There are two ways—and only two ways—to balance a budget: increase revenue, or decrease spending. Whether you’re the treasurer of a co-op or condo board or the President of the United States, those are the only two levers at your disposal.
Energy is no different. With the global population soaring, with oil reserves plateauing just as new markets are emerging in China and India—and with the climate changing at an unsustainable rate—the need to both increase sources of energy and conserve the ones we have has never been more vital.
The Gold Standard
Since it was first implemented 20 years ago, the U.S. Green Building Council’s Leadership in Energy & Environmental Design certification has been the gold standard when it comes to measuring a building's environmental conscience. Being LEED- certified at any level means that much thought and planning was put into a building before the ground was even broken to begin construction. LEED buildings have an array of advantages over non-certified buildings—some of which are wallet-based, some of which are body- and health-based. Waldorf Towers Hotel in Miami Beach, Palmetto Bay Municipal Center, Village of Wellington Municipal Complex, Clifton Hotel in South Beach, The Largo Community Center and The United Federal Courthouse in Fort Pierce and a number of residential buildings—are LEED-certified in South Florida.

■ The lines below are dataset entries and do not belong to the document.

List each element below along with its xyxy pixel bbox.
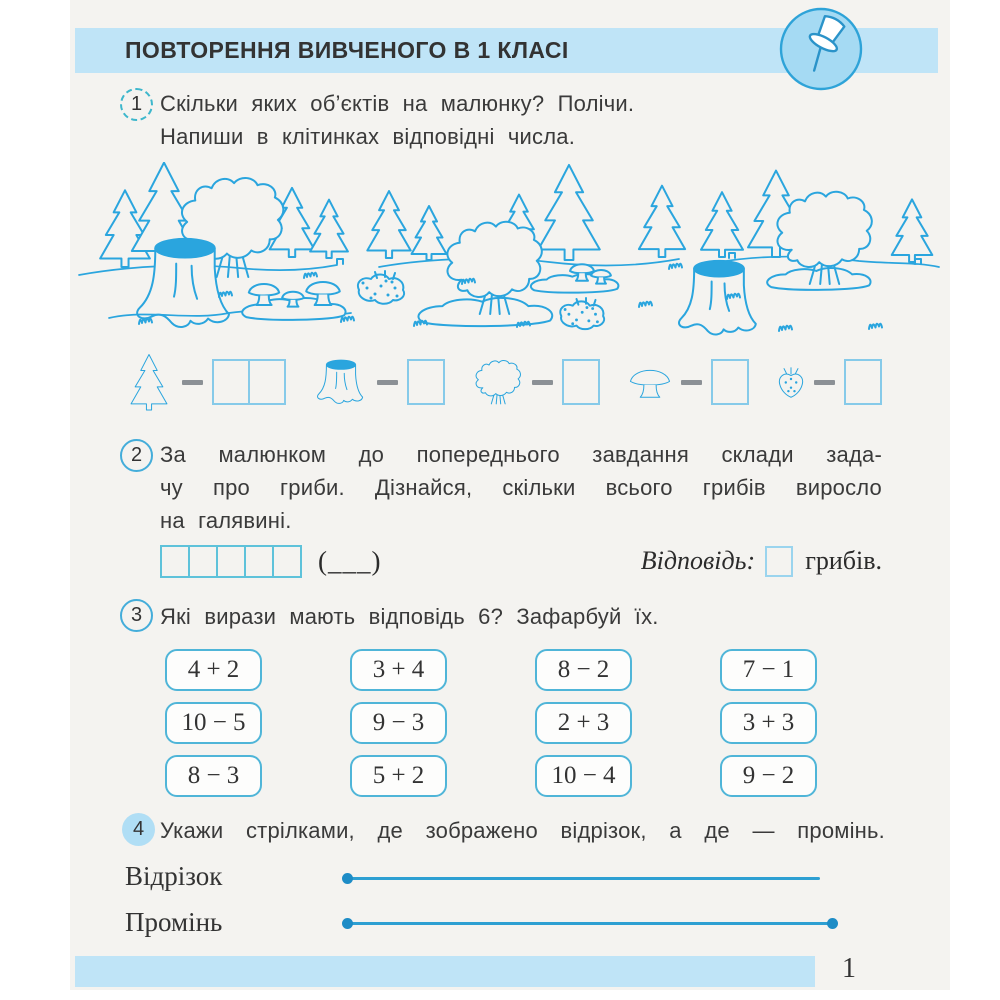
task-1-line-1: Скільки яких об’єктів на малюнку? Полічи. <box>160 91 635 116</box>
bush-icon <box>473 357 523 407</box>
endpoint-dot <box>827 918 838 929</box>
expression-box[interactable]: 4 + 2 <box>165 649 262 691</box>
forest-illustration <box>78 162 940 355</box>
answer-group <box>641 546 882 577</box>
expression-box[interactable]: 10 − 4 <box>535 755 632 797</box>
task-2-line-1: За малюнком до попереднього завдання склади зада- <box>160 442 882 467</box>
solution-cell[interactable] <box>216 545 246 578</box>
answer-unit: грибів. <box>805 546 882 575</box>
solution-cell[interactable] <box>160 545 190 578</box>
task-2-line-2: чу про гриби. Дізнайся, скільки всього грибів виросло <box>160 475 882 500</box>
ray-label[interactable]: Промінь <box>125 907 223 937</box>
endpoint-dot <box>342 873 353 884</box>
expression-box[interactable]: 2 + 3 <box>535 702 632 744</box>
ray-line[interactable] <box>345 877 820 880</box>
expression-box[interactable]: 8 − 2 <box>535 649 632 691</box>
count-group-bush <box>473 357 600 407</box>
task-1-text <box>160 87 882 153</box>
dash <box>532 380 553 385</box>
answer-box[interactable] <box>765 546 793 577</box>
expression-box[interactable]: 3 + 3 <box>720 702 817 744</box>
segment-label[interactable]: Відрізок <box>125 861 223 891</box>
solution-cell[interactable] <box>244 545 274 578</box>
task-4-line-1: Укажи стрілками, де зображено відрізок, а де — промінь. <box>160 818 885 843</box>
parentheses-blank[interactable]: (___) <box>318 545 382 576</box>
count-group-fir <box>125 353 286 411</box>
footer-bar <box>75 956 815 987</box>
task-2-number: 2 <box>120 439 153 472</box>
answer-label: Відповідь: <box>640 546 756 575</box>
endpoint-dot <box>342 918 353 929</box>
fir-tree-icon <box>125 353 173 411</box>
expression-box[interactable]: 10 − 5 <box>165 702 262 744</box>
count-group-mushroom <box>628 359 749 405</box>
page-title: ПОВТОРЕННЯ ВИВЧЕНОГО В 1 КЛАСІ <box>125 37 569 63</box>
expression-box[interactable]: 5 + 2 <box>350 755 447 797</box>
segment-line[interactable] <box>345 922 835 925</box>
expression-box[interactable]: 8 − 3 <box>165 755 262 797</box>
task-1-line-2: Напиши в клітинках відповідні числа. <box>160 124 576 149</box>
count-box-fir-ones[interactable] <box>248 359 286 405</box>
task-2-text <box>160 438 882 537</box>
task-2-answer-row <box>160 541 882 581</box>
task-3-number: 3 <box>120 599 153 632</box>
expression-grid <box>165 649 817 797</box>
strawberry-icon <box>777 366 805 399</box>
task-1-number: 1 <box>120 88 153 121</box>
count-box-bush[interactable] <box>562 359 600 405</box>
count-group-stump <box>314 357 445 407</box>
count-group-strawberry <box>777 359 882 405</box>
count-box-fir-tens[interactable] <box>212 359 250 405</box>
solution-cell[interactable] <box>272 545 302 578</box>
expression-box[interactable]: 7 − 1 <box>720 649 817 691</box>
count-answer-row <box>125 352 882 412</box>
task-2-line-3: на галявині. <box>160 508 292 533</box>
expression-box[interactable]: 9 − 3 <box>350 702 447 744</box>
expression-box[interactable]: 9 − 2 <box>720 755 817 797</box>
task-4-number: 4 <box>122 813 155 846</box>
solution-cell[interactable] <box>188 545 218 578</box>
dash <box>377 380 398 385</box>
count-box-mushroom[interactable] <box>711 359 749 405</box>
count-box-strawberry[interactable] <box>844 359 882 405</box>
dash <box>681 380 702 385</box>
count-box-stump[interactable] <box>407 359 445 405</box>
stump-icon <box>314 357 368 407</box>
dash <box>814 380 835 385</box>
task-3-line-1: Які вирази мають відповідь 6? Зафарбуй їх. <box>160 604 659 629</box>
dash <box>182 380 203 385</box>
pushpin-icon <box>777 5 865 93</box>
task-3-text <box>160 600 882 633</box>
expression-box[interactable]: 3 + 4 <box>350 649 447 691</box>
task-4-text <box>160 814 885 847</box>
mushroom-icon <box>628 364 672 400</box>
page-number: 1 <box>842 953 856 984</box>
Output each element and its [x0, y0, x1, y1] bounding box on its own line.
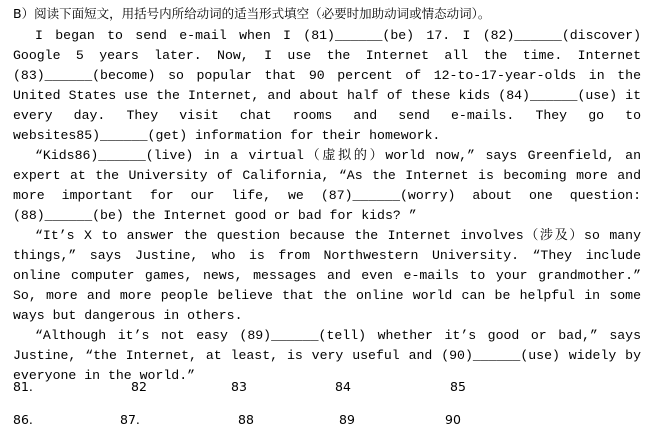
answer-label-86: 86.	[13, 412, 33, 427]
paragraph-3: “It’s X to answer the question because the Internet involves（涉及）so many things,” says Justine, who is from Northwestern University. “They include online computer games, news, messages and even e-mails to your grandmother.” So, more and more people believe that the online world can be helpful in some ways but dangerous in others.	[13, 228, 641, 323]
answer-label-84: 84	[335, 379, 351, 394]
answer-label-83: 83	[231, 379, 247, 394]
answer-label-81: 81.	[13, 379, 33, 394]
answer-label-82: 82	[131, 379, 147, 394]
answer-label-88: 88	[238, 412, 254, 427]
passage	[13, 26, 641, 386]
answer-label-89: 89	[339, 412, 355, 427]
answer-label-85: 85	[450, 379, 466, 394]
section-header: B）阅读下面短文，用括号内所给动词的适当形式填空（必要时加助动词或情态动词）。	[13, 6, 491, 21]
answer-label-87: 87.	[120, 412, 140, 427]
answer-row-2	[13, 412, 573, 432]
paragraph-2: “Kids86)______(live) in a virtual（虚拟的）world now,” says Greenfield, an expert at the University of California, “As the Internet is becoming more and more important for our life, we (87)______(worry) about one question: (88)______(be) the Internet good or bad for kids? ”	[13, 148, 641, 223]
paragraph-1: I began to send e-mail when I (81)______(be) 17. I (82)______(discover) Google 5 years later. Now, I use the Internet all the time. Internet (83)______(become) so popular that 90 percent of 12-to-17-year-olds in the United States use the Internet, and about half of these kids (84)______(use) it every day. They visit chat rooms and send e-mails. They go to websites85)______(get) information for their homework.	[13, 28, 641, 143]
answer-label-90: 90	[445, 412, 461, 427]
paragraph-4: “Although it’s not easy (89)______(tell) whether it’s good or bad,” says Justine, “the Internet, at least, is very useful and (90)______(use) widely by everyone in the world.”	[13, 328, 641, 383]
answer-row-1	[13, 379, 573, 399]
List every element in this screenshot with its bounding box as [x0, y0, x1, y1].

According to the USGBC, the residential market—from multi- to single-family, from market rate to affordable housing, is reaping the benefits of using green building techniques. Since the launch of LEED for Homes in 2008, more than 30,000 homes have received LEED for Homes certification and nearly 93,000 are registered for certification. Over half of all LEED-certified homes are in the affordable housing category, the USGBC says.
And cities and towns are getting on board, too. There are 44 certified and 58 registered Florida Green Building Coalition Local Government-designated cities and counties in the Sunshine State, according to Suzanne B. Cook, the FGBC executive director. And, as of the fall 2012, 201 homes in Florida are LEED-certified.